The BADGES for Native Communities Act aims to improve data collection regarding missing and unidentified persons in Indian Country while establishing new programs and studies to enhance public safety and support for BIA and Tribal law enforcement officers.
Catherine Cortez Masto
Senator
NV
The BADGES for Native Communities Act aims to improve public safety and data collection concerning Native communities. The bill establishes a Tribal facilitator for the National Missing and Unidentified Persons System and mandates reports on law enforcement resource needs in Indian Country. Additionally, it creates a demonstration program for BIA officer background checks, a grant program for missing/murdered persons cases, and requires coordination on mental health resources for BIA and Tribal officers.
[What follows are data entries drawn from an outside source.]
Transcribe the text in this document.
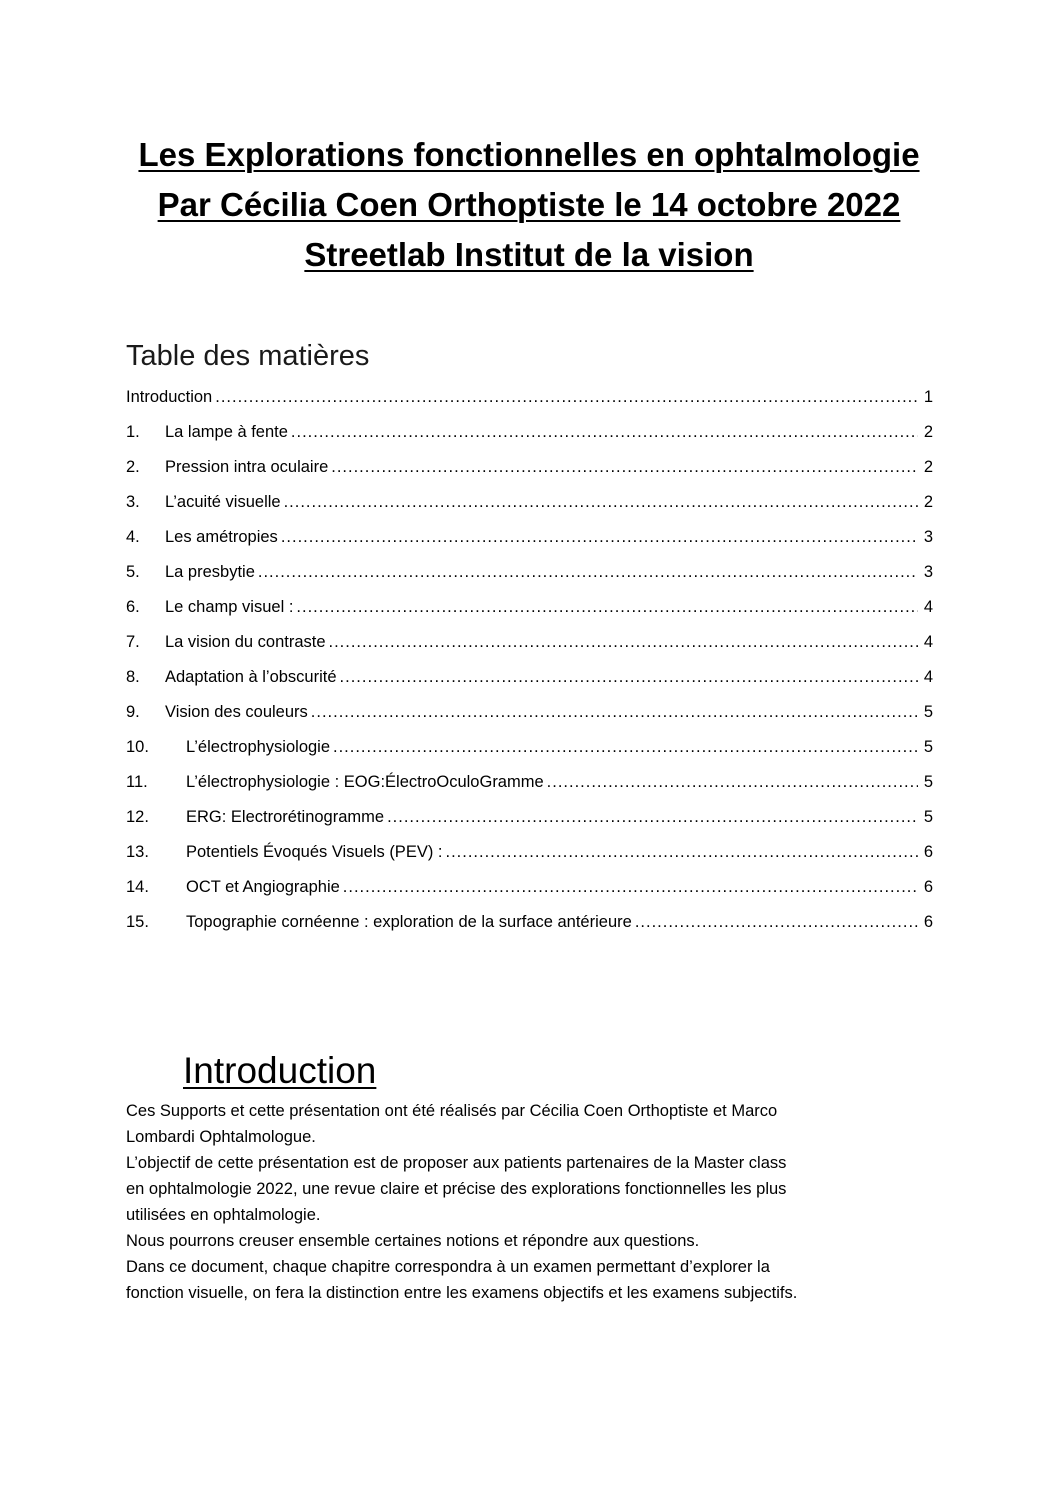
Les Explorations fonctionnelles en ophtalmologie
Par Cécilia Coen Orthoptiste le 14 octobre 2022
Streetlab Institut de la vision
Table des matières
Introduction .....	1
1.	La lampe à fente .....	2
2.	Pression intra oculaire .....	2
3.	L’acuité visuelle .....	2
4.	Les amétropies .....	3
5.	La presbytie .....	3
6.	Le champ visuel : .....	4
7.	La vision du contraste .....	4
8.	Adaptation à l’obscurité .....	4
9.	Vision des couleurs .....	5
10.	L’électrophysiologie .....	5
11.	L’électrophysiologie : EOG:ÉlectroOculoGramme .....	5
12.	ERG: Electrorétinogramme .....	5
13.	Potentiels Évoqués Visuels (PEV) : .....	6
14.	OCT et Angiographie .....	6
15.	Topographie cornéenne : exploration de la surface antérieure .....	6
Introduction

Ces Supports et cette présentation ont été réalisés par Cécilia Coen Orthoptiste et Marco

Lombardi Ophtalmologue.

L’objectif de cette présentation est de proposer aux patients partenaires de la Master class

en ophtalmologie 2022, une revue claire et précise des explorations fonctionnelles les plus

utilisées en ophtalmologie.

Nous pourrons creuser ensemble certaines notions et répondre aux questions.

Dans ce document, chaque chapitre correspondra à un examen permettant d’explorer la

fonction visuelle, on fera la distinction entre les examens objectifs et les examens subjectifs.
The Bridging Agency Data Gaps and Ensuring Safety for Native Communities Act, or BADGES Act, is a major overhaul aimed squarely at improving public safety and justice coordination in Indian Country. At its core, this legislation focuses on fixing long-standing data gaps and resource shortages that have made investigating serious crimes—like missing persons, murders, and sexual violence—significantly harder for Native communities. It’s about getting the right people the right resources and making sure federal agencies are actually talking to each other.
One of the biggest changes is the creation of a Tribal Facilitator role within the National Missing and Unidentified Persons System (SEC. 101). Think of this person as the dedicated point-of-contact whose entire job is to make sure cases involving Native Americans—whether a missing person or unidentified remains found near or on Indian land—actually get reported into the national system. They will provide technical training to Tribal justice officials and coroners, helping them navigate the system and coordinate with non-Tribal law enforcement. For families dealing with the agony of a missing loved one, this new role is designed to cut through bureaucratic red tape and ensure their case doesn’t slip through the cracks due to jurisdictional confusion.
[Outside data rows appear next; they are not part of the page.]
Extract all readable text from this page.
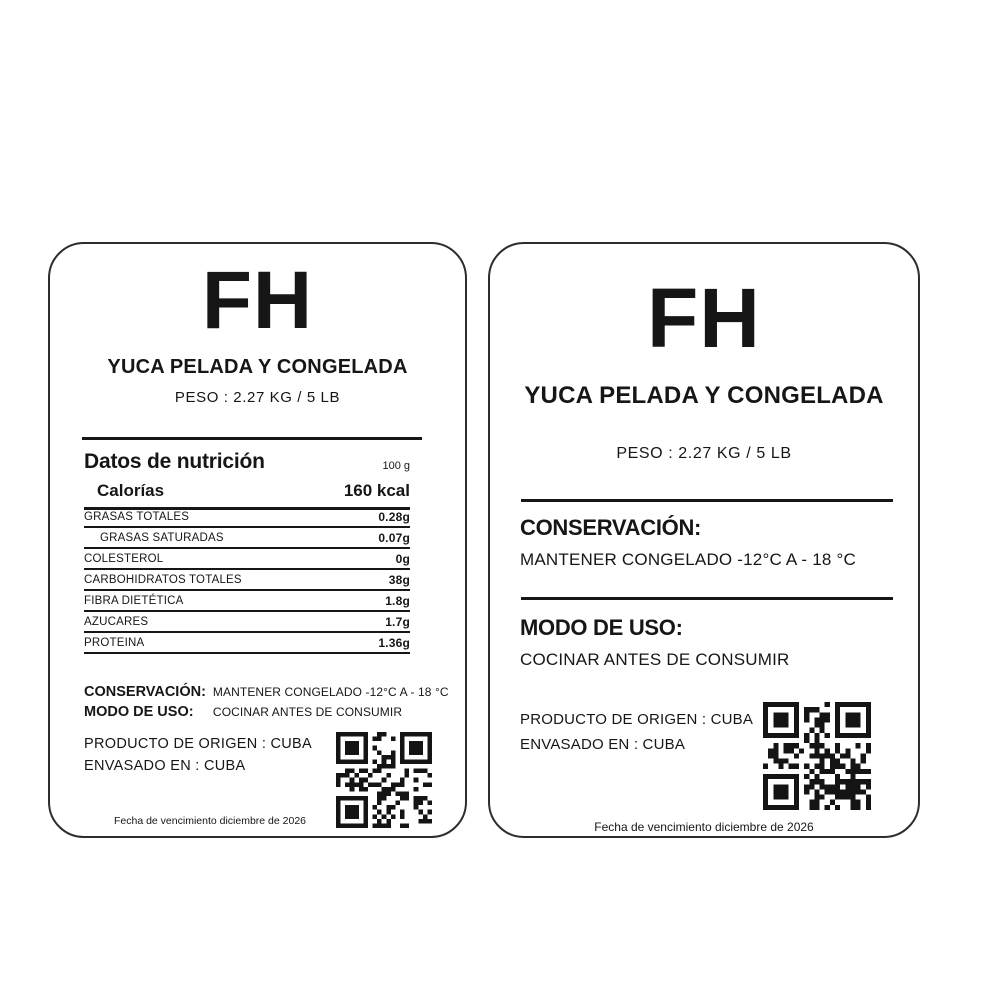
FH
YUCA PELADA Y CONGELADA
PESO : 2.27 KG / 5 LB
Datos de nutrición	100 g
Calorías	160 kcal
GRASAS TOTALES	0.28g
GRASAS SATURADAS	0.07g
COLESTEROL	0g
CARBOHIDRATOS TOTALES	38g
FIBRA DIETÉTICA	1.8g
AZUCARES	1.7g
PROTEINA	1.36g
CONSERVACIÓN: MANTENER CONGELADO -12°C A - 18 °C
MODO DE USO:	COCINAR ANTES DE CONSUMIR
PRODUCTO DE ORIGEN : CUBA
ENVASADO EN : CUBA
Fecha de vencimiento diciembre de 2026
FH
YUCA PELADA Y CONGELADA
PESO : 2.27 KG / 5 LB
CONSERVACIÓN:
MANTENER CONGELADO -12°C A - 18 °C
MODO DE USO:
COCINAR ANTES DE CONSUMIR
PRODUCTO DE ORIGEN : CUBA
ENVASADO EN : CUBA
Fecha de vencimiento diciembre de 2026
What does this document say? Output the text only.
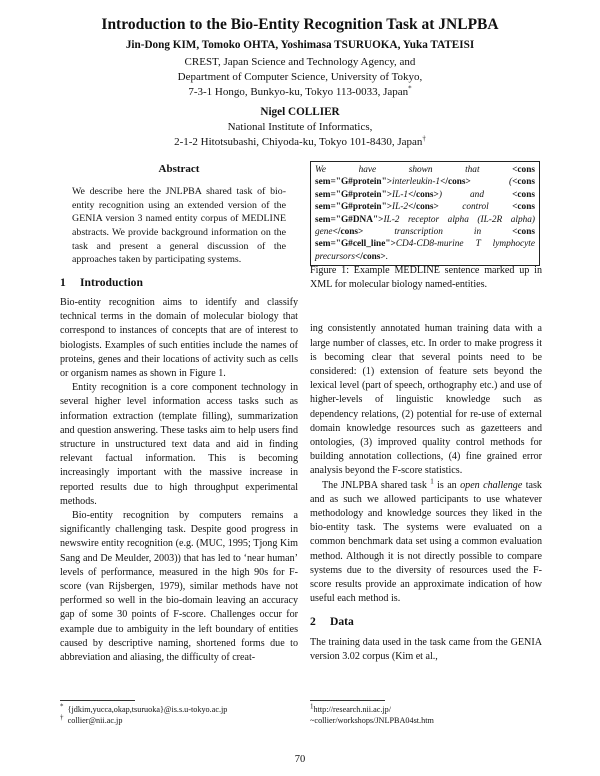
Introduction to the Bio-Entity Recognition Task at JNLPBA
Jin-Dong KIM, Tomoko OHTA, Yoshimasa TSURUOKA, Yuka TATEISI
CREST, Japan Science and Technology Agency, and
Department of Computer Science, University of Tokyo,
7-3-1 Hongo, Bunkyo-ku, Tokyo 113-0033, Japan*
Nigel COLLIER
National Institute of Informatics,
2-1-2 Hitotsubashi, Chiyoda-ku, Tokyo 101-8430, Japan†

Abstract

We describe here the JNLPBA shared task of bio-entity recognition using an extended version of the GENIA version 3 named entity corpus of MEDLINE abstracts. We provide background information on the task and present a general discussion of the approaches taken by participating systems.

1 Introduction

Bio-entity recognition aims to identify and classify technical terms in the domain of molecular biology that correspond to instances of concepts that are of interest to biologists. Examples of such entities include the names of proteins, genes and their locations of activity such as cells or organism names as shown in Figure 1.

Entity recognition is a core component technology in several higher level information access tasks such as information extraction (template filling), summarization and question answering. These tasks aim to help users find structure in unstructured text data and aid in finding relevant factual information. This is becoming increasingly important with the massive increase in reported results due to high throughput experimental methods.

Bio-entity recognition by computers remains a significantly challenging task. Despite good progress in newswire entity recognition (e.g. (MUC, 1995; Tjong Kim Sang and De Meulder, 2003)) that has led to ‘near human’ levels of performance, measured in the high 90s for F-score (van Rijsbergen, 1979), similar methods have not performed so well in the bio-domain leaving an accuracy gap of some 30 points of F-score. Challenges occur for example due to ambiguity in the left boundary of entities caused by descriptive naming, shortened forms due to abbreviation and aliasing, the difficulty of creat-

We have shown that <cons sem="G#protein">interleukin-1</cons> (<cons sem="G#protein">IL-1</cons>) and <cons sem="G#protein">IL-2</cons> control <cons sem="G#DNA">IL-2 receptor alpha (IL-2R alpha) gene</cons> transcription in <cons sem="G#cell_line">CD4-CD8-murine T lymphocyte precursors</cons>.

Figure 1: Example MEDLINE sentence marked up in XML for molecular biology named-entities.

ing consistently annotated human training data with a large number of classes, etc. In order to make progress it is becoming clear that several points need to be considered: (1) extension of feature sets beyond the lexical level (part of speech, orthography etc.) and use of higher-levels of linguistic knowledge such as dependency relations, (2) potential for re-use of external domain knowledge resources such as gazetteers and ontologies, (3) improved quality control methods for building annotation collections, (4) fine grained error analysis beyond the F-score statistics.

The JNLPBA shared task $^1$ is an open challenge task and as such we allowed participants to use whatever methodology and knowledge sources they liked in the bio-entity task. The systems were evaluated on a common benchmark data set using a common evaluation method. Although it is not directly possible to compare systems due to the diversity of resources used the F-score results provide an approximate indication of how useful each method is.

2 Data

The training data used in the task came from the GENIA version 3.02 corpus (Kim et al.,

* {jdkim,yucca,okap,tsuruoka}@is.s.u-tokyo.ac.jp
† collier@nii.ac.jp
$^1$http://research.nii.ac.jp/
~collier/workshops/JNLPBA04st.htm
70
Crucially, the Act also sets up a Missing or Murdered Response Coordination Grant Program (SEC. 202). This grant authorizes $1 million annually from 2026 through 2030 and allows Tribes, Tribal organizations, or States partnered with Tribes to establish tracking centers and regional commissions. The goal is better coordination between federal, Tribal, State, and local agencies when investigating these sensitive cases. If a State wants this funding, they must prove they are already reporting missing persons data nationally or have a plan to start, and they need signed agreements (MOUs) with their partner Tribes for data sharing.
If you’ve ever waited for a federal agency to hire someone, you know the process can take forever. The BADGES Act tries to fix this for the Bureau of Indian Affairs (BIA) law enforcement with a 5-year demonstration program for background checks (SEC. 201). The Secretary of the Interior can now conduct or approve background investigations and security clearances for BIA law enforcement applicants themselves, rather than relying solely on the Office of Personnel Management (OPM). This is a practical move designed to speed up the hiring process for critical law enforcement jobs in Tribal areas. The clearance granted under this pilot program will count as the official federal clearance, which should shave months off the timeline.
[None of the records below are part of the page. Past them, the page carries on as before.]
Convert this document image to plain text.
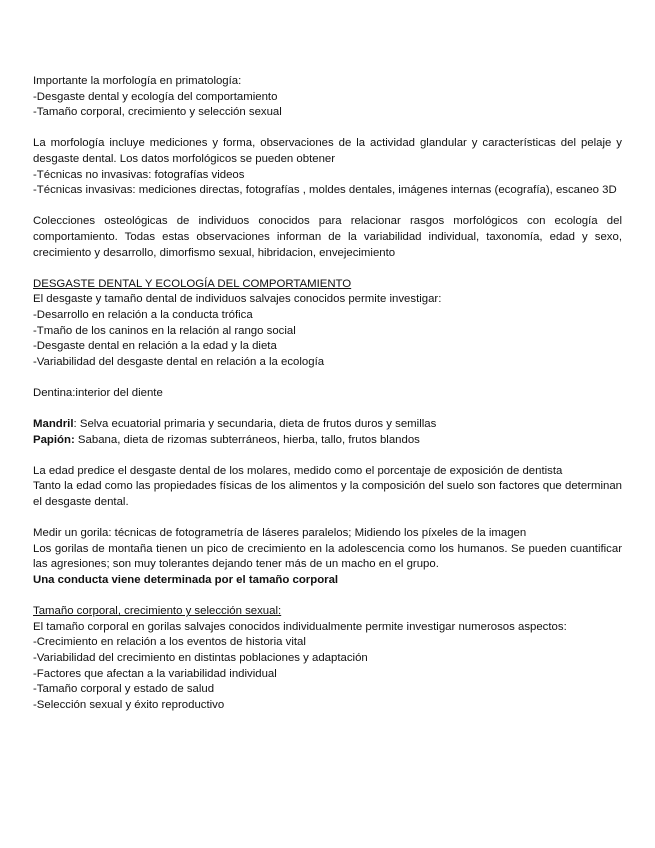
Importante la morfología en primatología:
-Desgaste dental y ecología del comportamiento
-Tamaño corporal, crecimiento y selección sexual
La morfología incluye mediciones y forma, observaciones de la actividad glandular y características del pelaje y desgaste dental. Los datos morfológicos se pueden obtener
-Técnicas no invasivas: fotografías videos
-Técnicas invasivas: mediciones directas, fotografías , moldes dentales, imágenes internas (ecografía), escaneo 3D
Colecciones osteológicas de individuos conocidos para relacionar rasgos morfológicos con ecología del comportamiento. Todas estas observaciones informan de la variabilidad individual, taxonomía, edad y sexo, crecimiento y desarrollo, dimorfismo sexual, hibridacion, envejecimiento
DESGASTE DENTAL Y ECOLOGÍA DEL COMPORTAMIENTO
El desgaste y tamaño dental de individuos salvajes conocidos permite investigar:
-Desarrollo en relación a la conducta trófica
-Tmaño de los caninos en la relación al rango social
-Desgaste dental en relación a la edad y la dieta
-Variabilidad del desgaste dental en relación a la ecología
Dentina:interior del diente
Mandril: Selva ecuatorial primaria y secundaria, dieta de frutos duros y semillas
Papión: Sabana, dieta de rizomas subterráneos, hierba, tallo, frutos blandos
La edad predice el desgaste dental de los molares, medido como el porcentaje de exposición de dentista
Tanto la edad como las propiedades físicas de los alimentos y la composición del suelo son factores que determinan el desgaste dental.
Medir un gorila: técnicas de fotogrametría de láseres paralelos; Midiendo los píxeles de la imagen
Los gorilas de montaña tienen un pico de crecimiento en la adolescencia como los humanos. Se pueden cuantificar las agresiones; son muy tolerantes dejando tener más de un macho en el grupo.
Una conducta viene determinada por el tamaño corporal
Tamaño corporal, crecimiento y selección sexual:
El tamaño corporal en gorilas salvajes conocidos individualmente permite investigar numerosos aspectos:
-Crecimiento en relación a los eventos de historia vital
-Variabilidad del crecimiento en distintas poblaciones y adaptación
-Factores que afectan a la variabilidad individual
-Tamaño corporal y estado de salud
-Selección sexual y éxito reproductivo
To make sure the right staff are being hired, the bill also mandates detailed reporting on resource needs (SEC. 102). The Department of Justice (DOJ) must now provide an annual report detailing exactly how many full-time employees (FTEs) they have assigned to Indian Country investigations, the percentage of time those FTEs actually spend there, and the turnover rate. They also have to estimate how many skilled employees they need to do the job right. This isn't just paperwork; it’s a required resource assessment that forces the DOJ to publicly detail its staffing shortages, hopefully leading to better funding and hiring strategies down the line.
Two other sections tackle systemic issues. First, the Government Accountability Office (GAO) is directed to conduct a study on how the BIA and FBI collect and handle evidence in Indian Country cases (SEC. 203). The study must specifically investigate if barriers in evidence handling are contributing to U.S. Attorneys declining to prosecute cases due to insufficient evidence. This is a critical look at whether procedural issues are undermining justice.
Second, the Act recognizes the immense stress on officers. It requires the Department of Health and Human Services (HHS) and the Attorney General to coordinate on making culturally appropriate mental health and wellness programs available for BIA and Tribal law enforcement officers (SEC. 204). This acknowledges that officers dealing with high rates of trauma and serious crime need dedicated, accessible support that respects their cultural context. It’s a necessary step toward addressing burnout and improving officer retention.
Overall, the BADGES Act focuses on practical fixes—better data, faster hiring, and mandatory resource assessments—to strengthen the foundation of public safety across Native communities.